シングルマザーだったお母さんがナナちゃんのためにと買ってきたアンドロイドがアズラだったらしい。


小さいときからずっと一緒にいて、自分のことをいつもお世話してくれて。

ともすればお母さんよりも長い時間を共にしたアズラに対して好意を抱くのはそう遅くはなかった、と。


ナナちゃんは自分の初めての恋心を自覚して、だけどそれを喜ぶことはなかった。

そのときにはすでに、人とアンドロイドが恋をするなんてありえないと、わかっていたから。
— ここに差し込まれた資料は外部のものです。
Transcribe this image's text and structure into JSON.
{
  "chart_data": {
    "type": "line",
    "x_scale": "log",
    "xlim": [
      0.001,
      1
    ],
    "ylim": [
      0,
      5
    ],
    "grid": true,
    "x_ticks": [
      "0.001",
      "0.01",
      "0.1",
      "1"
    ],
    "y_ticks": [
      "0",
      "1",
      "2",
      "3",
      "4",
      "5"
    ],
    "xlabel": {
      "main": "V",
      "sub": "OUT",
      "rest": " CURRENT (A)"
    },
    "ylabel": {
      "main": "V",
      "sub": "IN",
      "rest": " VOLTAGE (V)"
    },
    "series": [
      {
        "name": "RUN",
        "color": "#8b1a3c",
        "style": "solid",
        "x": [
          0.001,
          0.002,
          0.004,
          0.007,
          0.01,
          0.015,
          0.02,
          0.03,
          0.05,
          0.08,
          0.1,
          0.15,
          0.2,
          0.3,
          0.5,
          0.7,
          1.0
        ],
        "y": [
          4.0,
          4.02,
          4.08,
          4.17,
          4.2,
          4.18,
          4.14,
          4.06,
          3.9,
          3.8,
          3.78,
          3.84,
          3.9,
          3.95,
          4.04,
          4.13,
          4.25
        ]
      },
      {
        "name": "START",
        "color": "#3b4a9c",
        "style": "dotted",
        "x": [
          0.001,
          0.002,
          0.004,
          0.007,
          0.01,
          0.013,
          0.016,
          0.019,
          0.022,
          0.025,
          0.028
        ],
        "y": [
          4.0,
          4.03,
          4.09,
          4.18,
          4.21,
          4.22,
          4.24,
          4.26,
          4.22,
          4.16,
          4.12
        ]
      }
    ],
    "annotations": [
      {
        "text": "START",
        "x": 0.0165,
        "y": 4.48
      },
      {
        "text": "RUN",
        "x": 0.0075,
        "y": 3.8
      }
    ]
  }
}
ナナちゃんは成長していくのと共に、世間の常識や反対に可笑しいことを学んでいった。

そうして、自分がアズラに対して抱いている感情を恥じるようになる。

大きくなっても子守りアンドロイドを連れ歩くことも。だから周りには愛玩用だと言っていた。


人間を好きになろうと努力はしたけれど無理だった。

同性でも、異性でも、結果は同じだった。

自分はアンドロイドしか好きになれないんだ、って。

それを知ったときのナナちゃんは絶望したらしい。


それでも、アズラを愛する気持ちはなくなるどころか、どんどん強くなっていった。


いろいろあって家では下手なことはできないから、と。

ナナちゃんは放課後、人のいない教室でアズラとの逢瀬を重ねるようになった。


そのときナナちゃんは中学生だった。